His first baby was a girl. She died when she was just six months old. Her death crushed my grandma. She gave up on everything and everyone. She started by limiting her diet to broccoli. She wouldn’t eat anything but broccoli. She managed to survive on her diet for over a year. The she started boiling it for one to two hours.
One day, I came home from work and was told she had been taken to the hospital. When I went to see her, she was being really snotty. She kept saying she had to call her sister and have her take her to the hospital because grandpa wouldn’t. I wasn’t there, so I don’t really know what happened, but aunt Toots let on like grandma was blowing the whole thing out of proportion. Toots was there that morning, just like every other morning, smoking and gossiping.
That night grandma took a turn for the worst. Because of her lack of nutrition, she had a serious electrolyte imbalance. The doctors said she wouldn’t survive the night. She did, though. They went through extraordinary measures to keep her alive, or what was left of her.
She had suffered brain damage. She had forgotten most of her life. She didn’t recognize my dad. She had vague recollections of some people. She still doted on Megan. But she hated me. I told myself that she though I was my mother, and that was why she treated me with such contempt. But I have never been sure.

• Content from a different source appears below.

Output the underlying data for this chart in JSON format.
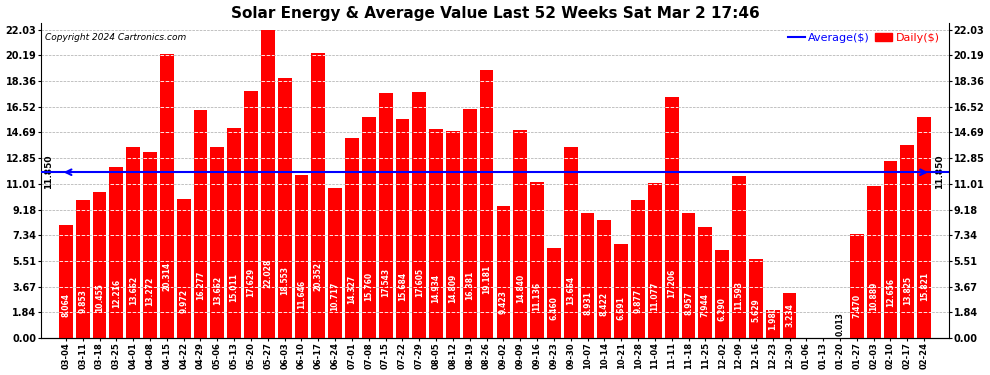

Aunt Tootsie died last Thursday. Her graveside funeral was held on Saturday. It hit me really hard, harder than it should have. I think it was because while Tootsie was alive, the best part of my grandma survived in my heart. With that gone, I really had to take a look at my relationship with her.
I don’t know if my grandma loved me in the end. I don’t know if she was proud of me. I don’t know what happened to change her feelings for me. I always loved her, and I always depended on knowing she loved me too.
She was the one person whose love saved me from my mother. If she didn’t love me in the end, then how can I really believe that I am loveable? I’ll never have a definitive answer to that question. I guess if I’m going to hold onto me, I have to believe that she loved me unconditionally, right up to the end.
Chasing a Glitter Path
13 hours ago
Oh, Cheri, I'm sure she did. When people get that sick, sometimes they just go out of their mind and say the wildest things. Honestly, I don't think they even know they're saying them.
ReplyDeleteBut, I'm sure she loved you still, right up through the end.
Jim, thank you for the kind words.
ReplyDeleteOn some level I understand that. I know she wasn't in her right mind. It wasn't so much what she did or didn't say, it was the way she looked at me in the end. There was so much contempt in her eyes when she looked at me. It was as if I were the vilest creature she'd ever looked at. I'll never forget it. It's burned into my mind like an ugly brand.